Et pourtant, Danielle Juif le promet : son métier lui plaît. Même quand elle échange quelques mots avec ses collègues, salue ses supérieurs ou se perd dans ses pensées, elle couve des yeux les paquets qui défilent à toute allure devant elle. En quinze ans d’ouvrage, elle a appris à repérer immédiatement une fermeture mal collée, un sachet cabossé ou une erreur de pesée.

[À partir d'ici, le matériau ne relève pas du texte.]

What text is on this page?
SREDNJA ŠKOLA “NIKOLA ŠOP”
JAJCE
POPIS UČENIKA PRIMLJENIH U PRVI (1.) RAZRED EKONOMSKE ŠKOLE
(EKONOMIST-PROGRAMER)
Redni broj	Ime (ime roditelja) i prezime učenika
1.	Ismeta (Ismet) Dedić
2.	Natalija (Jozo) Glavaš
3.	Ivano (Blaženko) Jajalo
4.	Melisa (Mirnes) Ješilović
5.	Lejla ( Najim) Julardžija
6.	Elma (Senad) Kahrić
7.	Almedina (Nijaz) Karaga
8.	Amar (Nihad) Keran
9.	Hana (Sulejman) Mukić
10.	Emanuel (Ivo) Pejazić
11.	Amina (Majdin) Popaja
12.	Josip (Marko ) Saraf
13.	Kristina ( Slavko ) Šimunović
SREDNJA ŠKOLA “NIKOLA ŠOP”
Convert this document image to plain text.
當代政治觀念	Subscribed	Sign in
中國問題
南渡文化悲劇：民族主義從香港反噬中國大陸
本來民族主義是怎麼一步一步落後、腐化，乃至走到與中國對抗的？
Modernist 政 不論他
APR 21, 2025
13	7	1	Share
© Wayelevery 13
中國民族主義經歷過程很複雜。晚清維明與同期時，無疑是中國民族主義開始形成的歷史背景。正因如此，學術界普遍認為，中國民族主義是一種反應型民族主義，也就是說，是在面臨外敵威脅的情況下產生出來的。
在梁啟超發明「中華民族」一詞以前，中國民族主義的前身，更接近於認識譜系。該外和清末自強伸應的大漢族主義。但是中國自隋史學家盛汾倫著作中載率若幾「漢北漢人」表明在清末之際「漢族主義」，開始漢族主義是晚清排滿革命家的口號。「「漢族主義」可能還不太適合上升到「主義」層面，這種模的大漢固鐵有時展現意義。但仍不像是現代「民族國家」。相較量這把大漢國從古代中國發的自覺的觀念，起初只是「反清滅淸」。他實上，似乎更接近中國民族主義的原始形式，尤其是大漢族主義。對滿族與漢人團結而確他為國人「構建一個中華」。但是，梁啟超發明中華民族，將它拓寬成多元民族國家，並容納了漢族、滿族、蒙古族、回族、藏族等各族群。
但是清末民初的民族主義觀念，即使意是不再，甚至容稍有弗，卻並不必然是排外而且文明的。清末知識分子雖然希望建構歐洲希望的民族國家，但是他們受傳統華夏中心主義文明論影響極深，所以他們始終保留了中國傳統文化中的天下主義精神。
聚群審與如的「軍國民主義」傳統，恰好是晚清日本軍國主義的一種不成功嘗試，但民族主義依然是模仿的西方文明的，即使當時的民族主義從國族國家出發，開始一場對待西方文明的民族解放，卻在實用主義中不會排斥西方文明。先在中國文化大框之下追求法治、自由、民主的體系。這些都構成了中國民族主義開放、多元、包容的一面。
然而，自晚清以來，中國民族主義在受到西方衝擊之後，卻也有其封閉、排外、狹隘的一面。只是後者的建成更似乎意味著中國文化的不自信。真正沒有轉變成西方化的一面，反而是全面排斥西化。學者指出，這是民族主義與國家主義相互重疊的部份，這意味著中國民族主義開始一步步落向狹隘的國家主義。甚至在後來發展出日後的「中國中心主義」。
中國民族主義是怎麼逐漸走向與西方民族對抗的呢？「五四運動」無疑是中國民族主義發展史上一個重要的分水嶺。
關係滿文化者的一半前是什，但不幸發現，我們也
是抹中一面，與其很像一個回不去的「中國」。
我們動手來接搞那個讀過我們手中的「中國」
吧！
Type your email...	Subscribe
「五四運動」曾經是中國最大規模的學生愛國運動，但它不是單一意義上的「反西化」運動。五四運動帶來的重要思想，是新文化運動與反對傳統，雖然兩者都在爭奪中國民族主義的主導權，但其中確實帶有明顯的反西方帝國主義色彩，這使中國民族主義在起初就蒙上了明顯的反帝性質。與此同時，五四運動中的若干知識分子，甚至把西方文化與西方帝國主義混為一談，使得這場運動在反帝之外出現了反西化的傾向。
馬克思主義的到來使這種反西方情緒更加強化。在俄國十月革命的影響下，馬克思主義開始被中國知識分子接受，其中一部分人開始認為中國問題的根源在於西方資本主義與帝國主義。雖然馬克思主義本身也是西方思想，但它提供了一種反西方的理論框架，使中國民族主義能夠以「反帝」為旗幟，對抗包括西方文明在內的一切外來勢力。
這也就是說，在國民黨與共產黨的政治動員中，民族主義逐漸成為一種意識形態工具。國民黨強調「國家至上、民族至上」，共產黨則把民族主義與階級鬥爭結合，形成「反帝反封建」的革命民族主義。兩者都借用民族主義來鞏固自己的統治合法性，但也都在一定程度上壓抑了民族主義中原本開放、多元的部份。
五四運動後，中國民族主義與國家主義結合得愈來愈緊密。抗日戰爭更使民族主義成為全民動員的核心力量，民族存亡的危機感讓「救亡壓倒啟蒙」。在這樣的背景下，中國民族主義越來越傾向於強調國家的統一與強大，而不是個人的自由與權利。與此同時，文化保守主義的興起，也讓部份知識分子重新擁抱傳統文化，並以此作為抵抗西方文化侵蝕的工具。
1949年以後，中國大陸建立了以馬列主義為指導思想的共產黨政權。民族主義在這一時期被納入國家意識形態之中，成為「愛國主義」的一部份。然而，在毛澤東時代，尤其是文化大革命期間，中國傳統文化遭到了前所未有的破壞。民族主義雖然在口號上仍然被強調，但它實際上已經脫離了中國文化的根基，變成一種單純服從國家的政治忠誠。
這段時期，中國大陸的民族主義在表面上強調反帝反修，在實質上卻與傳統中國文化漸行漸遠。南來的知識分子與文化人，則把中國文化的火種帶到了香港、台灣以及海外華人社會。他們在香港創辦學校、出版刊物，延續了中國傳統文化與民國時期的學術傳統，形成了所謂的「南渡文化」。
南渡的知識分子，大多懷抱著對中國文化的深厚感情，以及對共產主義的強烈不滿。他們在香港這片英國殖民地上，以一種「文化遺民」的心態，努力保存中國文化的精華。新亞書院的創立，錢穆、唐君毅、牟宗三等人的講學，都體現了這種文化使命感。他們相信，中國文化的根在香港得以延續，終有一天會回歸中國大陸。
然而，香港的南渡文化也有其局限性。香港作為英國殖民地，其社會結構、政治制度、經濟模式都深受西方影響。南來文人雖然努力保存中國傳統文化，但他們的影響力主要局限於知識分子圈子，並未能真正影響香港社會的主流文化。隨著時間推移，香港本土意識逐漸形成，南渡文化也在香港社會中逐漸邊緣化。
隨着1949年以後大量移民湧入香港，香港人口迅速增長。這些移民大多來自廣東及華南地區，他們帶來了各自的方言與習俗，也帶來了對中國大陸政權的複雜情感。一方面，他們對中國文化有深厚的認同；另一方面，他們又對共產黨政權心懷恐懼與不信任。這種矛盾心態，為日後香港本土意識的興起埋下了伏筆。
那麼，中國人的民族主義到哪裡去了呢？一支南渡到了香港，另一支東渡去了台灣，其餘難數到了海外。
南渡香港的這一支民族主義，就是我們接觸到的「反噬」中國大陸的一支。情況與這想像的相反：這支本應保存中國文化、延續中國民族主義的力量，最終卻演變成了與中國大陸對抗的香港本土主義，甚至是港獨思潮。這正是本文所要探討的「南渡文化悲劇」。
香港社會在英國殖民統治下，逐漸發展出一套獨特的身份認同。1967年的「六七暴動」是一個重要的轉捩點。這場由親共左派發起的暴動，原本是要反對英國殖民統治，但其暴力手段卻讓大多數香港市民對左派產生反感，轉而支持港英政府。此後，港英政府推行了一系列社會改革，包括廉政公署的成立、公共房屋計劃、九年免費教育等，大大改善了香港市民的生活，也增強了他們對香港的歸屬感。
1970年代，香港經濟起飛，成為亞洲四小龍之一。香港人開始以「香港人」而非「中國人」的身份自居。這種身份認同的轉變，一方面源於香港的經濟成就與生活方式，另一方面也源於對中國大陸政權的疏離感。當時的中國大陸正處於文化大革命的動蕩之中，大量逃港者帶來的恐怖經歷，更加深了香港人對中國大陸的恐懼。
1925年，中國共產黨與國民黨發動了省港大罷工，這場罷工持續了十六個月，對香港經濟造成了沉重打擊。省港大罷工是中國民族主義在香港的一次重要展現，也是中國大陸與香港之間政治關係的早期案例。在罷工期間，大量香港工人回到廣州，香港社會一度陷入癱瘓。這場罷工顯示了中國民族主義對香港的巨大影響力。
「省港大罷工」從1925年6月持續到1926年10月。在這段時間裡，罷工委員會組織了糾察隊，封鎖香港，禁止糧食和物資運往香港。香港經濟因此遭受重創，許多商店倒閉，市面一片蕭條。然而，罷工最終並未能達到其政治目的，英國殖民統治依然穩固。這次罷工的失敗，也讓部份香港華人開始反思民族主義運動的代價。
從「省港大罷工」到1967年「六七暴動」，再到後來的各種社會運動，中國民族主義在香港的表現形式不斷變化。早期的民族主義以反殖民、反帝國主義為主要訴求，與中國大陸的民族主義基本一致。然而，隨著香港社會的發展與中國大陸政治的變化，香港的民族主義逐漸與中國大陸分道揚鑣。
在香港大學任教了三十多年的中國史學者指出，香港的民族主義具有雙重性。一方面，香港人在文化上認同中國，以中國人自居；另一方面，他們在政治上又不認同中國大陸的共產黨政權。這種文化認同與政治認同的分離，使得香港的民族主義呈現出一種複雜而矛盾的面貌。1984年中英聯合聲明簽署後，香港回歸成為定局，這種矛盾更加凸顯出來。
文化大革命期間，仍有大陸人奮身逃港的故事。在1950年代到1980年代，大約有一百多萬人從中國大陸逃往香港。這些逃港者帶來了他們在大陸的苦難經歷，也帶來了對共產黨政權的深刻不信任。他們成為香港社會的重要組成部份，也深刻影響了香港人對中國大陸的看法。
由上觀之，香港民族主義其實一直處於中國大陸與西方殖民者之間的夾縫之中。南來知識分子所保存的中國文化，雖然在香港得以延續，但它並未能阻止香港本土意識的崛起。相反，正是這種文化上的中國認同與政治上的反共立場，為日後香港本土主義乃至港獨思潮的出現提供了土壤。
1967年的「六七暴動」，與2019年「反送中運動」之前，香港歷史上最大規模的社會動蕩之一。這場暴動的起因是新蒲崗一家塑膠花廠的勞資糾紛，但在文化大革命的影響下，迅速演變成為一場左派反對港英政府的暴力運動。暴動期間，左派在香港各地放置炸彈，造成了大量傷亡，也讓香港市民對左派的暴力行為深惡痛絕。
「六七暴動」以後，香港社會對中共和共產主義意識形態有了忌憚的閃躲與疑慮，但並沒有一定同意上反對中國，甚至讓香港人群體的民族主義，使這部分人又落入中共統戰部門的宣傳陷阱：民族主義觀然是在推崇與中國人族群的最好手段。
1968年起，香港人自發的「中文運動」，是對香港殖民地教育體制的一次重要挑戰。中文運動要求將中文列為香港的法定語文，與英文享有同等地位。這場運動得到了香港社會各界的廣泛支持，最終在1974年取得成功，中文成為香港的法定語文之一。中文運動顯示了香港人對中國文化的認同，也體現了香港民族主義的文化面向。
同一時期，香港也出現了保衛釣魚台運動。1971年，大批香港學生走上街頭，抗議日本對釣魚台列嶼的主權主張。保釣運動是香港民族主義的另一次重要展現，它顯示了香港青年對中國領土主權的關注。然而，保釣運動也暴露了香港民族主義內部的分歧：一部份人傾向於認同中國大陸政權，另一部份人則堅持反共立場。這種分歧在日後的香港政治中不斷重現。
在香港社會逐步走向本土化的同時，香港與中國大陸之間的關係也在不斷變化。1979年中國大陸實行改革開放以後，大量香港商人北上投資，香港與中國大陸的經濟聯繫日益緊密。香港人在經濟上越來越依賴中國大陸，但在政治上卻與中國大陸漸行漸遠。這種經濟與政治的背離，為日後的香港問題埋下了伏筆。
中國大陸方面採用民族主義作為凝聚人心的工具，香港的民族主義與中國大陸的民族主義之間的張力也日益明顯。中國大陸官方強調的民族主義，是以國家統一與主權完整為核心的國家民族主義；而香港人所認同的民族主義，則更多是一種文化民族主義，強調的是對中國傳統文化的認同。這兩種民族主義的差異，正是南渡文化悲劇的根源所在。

Mais au-delà de ces préoccupations terre-à-terre, Yann Georgelin insiste sur l’importance d’informer les salariés d’Erstein des stratégies décidées par Cristal Union :
« On explique au personnel de la sucrerie que la fin des quotas, c’est un challenge pour nous tous en termes de performance. Il faut qu’on soit le plus efficace possible pour profiter de nouvelles opportunités et défendre nos parts de marché. Et cela est l’affaire de tous. Je crois donc qu’il est important que l’on explique à tous les salariés vers où l’on va, même si la fin des quotas est abstraite et que le fait que la sucrerie ait connu une bonne ou une moins bonne campagne n’a pas vraiment d’impact sur les employés de la partie conditionnement. »
En Europe, les quotas sucriers sont les derniers à disparaître. Les sucriers de France et d’Europe se retrouvent désormais sans protection sur le ring d’un marché mondial libéralisé. Erstein, loin d’être un poids lourd dans ce marché, aura du mal à tenir si seuls les sites les plus importants résistent.